CREW: Facilitating Human-AI Teaming Research
Lingyu Zhang, Zhengran Ji, Boyuan Chen
TL;DR
CREW introduces a unified, open-source platform for real-time Human-AI teaming research that integrates extensible Unity-based environments, multimodal data collection, parallel sessions, and ML-friendly modular algorithms. It enables large-scale human-in-the-loop experiments and investigates how individual human differences affect guided-agent learning, demonstrated through benchmarking Real-Time Human-Guided RL (c-Deep TAMER) across multiple tasks with 50 participants. The study reveals significant correlations between cognitive traits and agent training performance, highlights scalability challenges in complex tasks, and establishes CREW as a scalable infrastructure for multidisciplinary, reproducible Human-AI teaming research. Overall, CREW provides a practical foundation for advancing human-AI collaboration, with broad potential for task diversification, advanced physiological analytics, and broader algorithmic benchmarking.
Abstract
With the increasing deployment of artificial intelligence (AI) technologies, the potential of humans working with AI agents has been growing at a great speed. Human-AI teaming is an important paradigm for studying various aspects when humans and AI agents work together.
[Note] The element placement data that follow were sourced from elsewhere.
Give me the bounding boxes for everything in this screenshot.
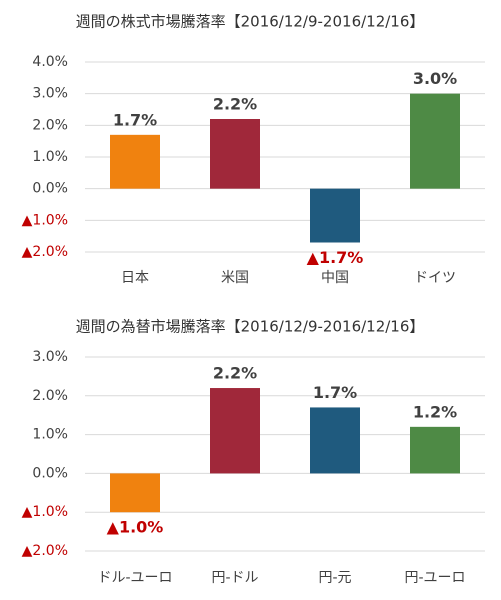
value-label: 1.7% xyxy=(113,110,157,129)
y-tick-label: 3.0% xyxy=(32,349,68,365)
x-tick-label: 米国 xyxy=(221,270,249,286)
y-tick-label: 2.0% xyxy=(32,388,68,404)
y-tick-label: ▲2.0% xyxy=(22,543,68,559)
value-label: ▲1.0% xyxy=(107,518,164,537)
y-tick-label: 3.0% xyxy=(32,86,68,102)
bar xyxy=(210,388,260,474)
x-tick-label: 円-ドル xyxy=(211,570,258,586)
bar xyxy=(310,407,360,474)
bar xyxy=(210,119,260,189)
y-tick-label: 0.0% xyxy=(32,181,68,197)
x-tick-label: 日本 xyxy=(121,270,149,286)
y-tick-label: ▲1.0% xyxy=(22,504,68,520)
chart-title: 週間の株式市場騰落率【2016/12/9-2016/12/16】 xyxy=(76,13,425,31)
x-tick-label: 円-ユーロ xyxy=(404,570,465,586)
bar xyxy=(310,188,360,243)
value-label: 2.2% xyxy=(213,95,257,114)
y-tick-label: 0.0% xyxy=(32,465,68,481)
x-tick-label: 円-元 xyxy=(318,570,351,586)
bar xyxy=(110,134,160,189)
y-tick-label: ▲2.0% xyxy=(22,244,68,260)
value-label: 1.2% xyxy=(413,402,457,421)
y-tick-label: ▲1.0% xyxy=(22,212,68,228)
x-tick-label: ドイツ xyxy=(414,270,456,286)
value-label: 1.7% xyxy=(313,383,357,402)
y-tick-label: 2.0% xyxy=(32,117,68,133)
y-tick-label: 4.0% xyxy=(32,54,68,70)
value-label: 2.2% xyxy=(213,364,257,383)
bar xyxy=(410,426,460,474)
chart-title: 週間の為替市場騰落率【2016/12/9-2016/12/16】 xyxy=(76,318,425,336)
x-tick-label: ドル-ユーロ xyxy=(97,570,172,586)
bar xyxy=(410,93,460,189)
y-tick-label: 1.0% xyxy=(32,149,68,165)
value-label: 3.0% xyxy=(413,69,457,88)
y-tick-label: 1.0% xyxy=(32,427,68,443)
value-label: ▲1.7% xyxy=(307,248,364,267)
x-tick-label: 中国 xyxy=(321,270,349,286)
bar xyxy=(110,473,160,513)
The unique aspect of Human-AI teaming research is the need to jointly study humans and AI agents, demanding multidisciplinary research efforts from machine learning to human-computer interaction, robotics, cognitive science, neuroscience, psychology, social science, and complex systems. However, existing platforms for Human-AI teaming research are limited, often supporting oversimplified scenarios and a single task, or specifically focusing on either human-teaming research or multi-agent AI algorithms. We introduce CREW, a platform to facilitate Human-AI teaming research in real-time decision-making scenarios and engage collaborations from multiple scientific disciplines, with a strong emphasis on human involvement. It includes pre-built tasks for cognitive studies and Human-AI teaming with expandable potentials from our modular design. Following conventional cognitive neuroscience research, CREW also supports multimodal human physiological signal recording for behavior analysis. Moreover, CREW benchmarks real-time human-guided reinforcement learning agents using state-of-the-art algorithms and well-tuned baselines. With CREW, we were able to conduct 50 human subject studies within a week to verify the effectiveness of our benchmark.